Bobby the Runt
Turned into Bobby the Leader


Bobby Kennedy, as a mentor of mine, goes back to the years that I was in college and graduate school back in the 60s. He was always able to connect with me and millions of others both here in the States and overseas. This ability that he possessed cut across racial, ethnic, and income levels. Initially, it seemed strange to me that an educated and wealthy white was able to bridge those gaps. However, I never spent much time dealing with that seeming contradiction. I followed his lead in my life and merely wrote off his capacity to communicate with the less fortunate in our world due to him being inherently a caring person.


Joseph and Rose Kennedy had nine children, Joseph Jr., John, Rosemary, Kathleen, Eunice, Patricia, Robert, Jean, and Ted.


The Kennedy Clan


While I admired Bobby, there was not much that I could say that was positive about Joseph, his father. He was pro-Nazi sympathizer while his was the US ambassador in Great Britain. He was anti-Semitic and wanted to sit down to talk to Hitler during WWII.


Joseph Kennedy was a driven patriarch. He wanted to have his first born become the president of the United States. Unfortunately, Joe Kennedy was killed in a top-secret aviation test during WWII. Kennedy was flying a converted B-24. He was to fly the plane, put it on autopilot, and bail out of the plane. However, the plane exploded in midair before he was able to parachute from the plane. Since his firstborn died, John was next in line. The same tragedy could have happened to Jack during the war in his PT-109. Regardless, Joseph Kennedy wanted one of his sons to be president.


However, Bobby wasn’t considered presidential material. In fact, Joseph Kennedy called Bobby the runt of the litter. Rose, his mother, worried that Bobby might grow up as a sissy. That dissing was carried on by John when he referred to Bobby as Black Robert. Bobby grew up the outsider in the Kennedy clan.

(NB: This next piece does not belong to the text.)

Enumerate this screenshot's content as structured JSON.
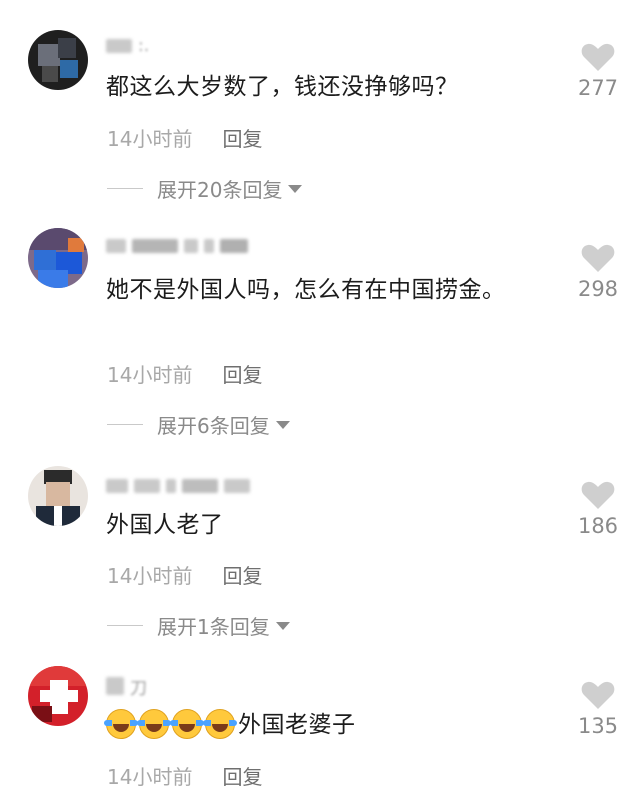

Einstein said, “The more I learn, the more I realize how much I don't know.” That is certainly true for me about Bobby Kennedy. Within the Kennedy clan, he wasn’t in the inner circle. In reality, he was on the outer ring, almost a displaced person with the Kennedy massive hierarchy.


At one level, that was a tragedy. However, at another level, Bobby gained from being the immigrant within the Camelot family. Due to how his father and family viewed him, he learned what the poor and the various minorities felt like in America. He was able to communicate to those without a place in the larger American society because of what he learned in the microcosm of the Kennedy family.


The best example of Bobby’s learned talent to communicate was his impromptu speech to a crowd of poor blacks in Indianapolis on April 4, 1968. It was his responsibility to tell the crowd that Martin Luther King, Jr. had been shot and killed.


Bobby


While most of the cities in America rioted, Indianapolis was quiet due to Bobby’s ability to communicate beyond racial and economic levels in society. His leadership skills were due to being the runt of the litter...fortunately for America and the world.